September 2019. Corendon Airlines has been told it can go ahead with the registration of its logo as a trademark in Europe. The opposition filed against its application by the Spanish bank Caixa, whose logo strongly resembles Corendon’s, has been rejected.

Left: The two EU logos Caixa used to attack Corendon’s logo (right)

Error

Corendon didn’t in fact have to do much to win this lawsuit, given that Caixa committed an error during the proceedings. The Spanish bank based its case on two European registrations of its logo, one in colour and the other in black and white. On page 1 of its judgement, EUIPO concluded that the case was inadmissible, since the date on which Caixa had applied to have its logos registered was 20 December 2017 and that of Corendon was 18 October 2017! So Caixa didn’t after all own older rights and therefore had no case on which to base its opposition! You do wonder how anyone could commit such a mistake. After all, the first thing you’d surely check when filing an opposition is the date it was applied for. That said, there is an explanation.

Seniority

Caixa does in fact own much older national trademark registrations to the same logo in many EU member states (since 1987 in the Benelux, for example). If you apply for a new European registration to a trademark for which you already own prior rights in a member state, you can claim seniority. To do this, you need to add the date of your older national registration to the new EU application. The aim is to save yourself extra costs by giving up your prior national registration while retaining the older date (seniority) within your new EU trademark for that specific country.

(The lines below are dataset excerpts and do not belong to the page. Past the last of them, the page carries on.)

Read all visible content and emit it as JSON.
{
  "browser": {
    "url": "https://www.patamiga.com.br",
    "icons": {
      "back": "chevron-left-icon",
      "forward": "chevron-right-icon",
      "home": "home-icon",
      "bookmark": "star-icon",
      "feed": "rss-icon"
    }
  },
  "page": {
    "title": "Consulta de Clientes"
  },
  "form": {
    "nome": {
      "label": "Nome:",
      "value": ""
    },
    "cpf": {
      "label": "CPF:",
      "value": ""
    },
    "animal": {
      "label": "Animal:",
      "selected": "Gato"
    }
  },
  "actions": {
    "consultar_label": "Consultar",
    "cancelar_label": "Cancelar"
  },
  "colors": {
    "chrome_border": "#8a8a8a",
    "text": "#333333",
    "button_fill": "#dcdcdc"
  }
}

Caixa owns many older national registrations to its logo, for example in the Benelux (1987), France (1986) and Finland (1991)

Error of logic

Caixa similarly had the older dates of its various national registrations claimed as seniorities in its EU trademark registrations. But it mistakenly thought it could simply use the older national registration dates in the EU-trademark to oppose Corendon’s application. This was an error of logic: you can only appeal on the grounds of seniority in an opposition if you have surrendered your rights to the older national trademark. In other words, before you oppose you must either actively surrender your national registration or allow it to lapse. Unfortunately, Caixa hadn’t done either, and all its national trademarks are still valid. According to EUIPO it was therefore an open and shut case: as long as older national rights are still valid, seniority claimed in an EU-trademark can not be taken into account. It’s just one of many potential pitfalls you could fall into when filing an opposition.

Corendon’s logos: the new one on its website (left), but other variants are still out there

Corendon’s logos

It’s not entirely clear though how important this logo still is to Corendon. Its website uses a different one, yet the logo featuring the little star figure also still pops up here and there, even in a version whose colour is very similar to that of Caixa’s logos. Caixa presumably won’t leave it at that and may file a new invalidation action, this time based on its old national trademark rights.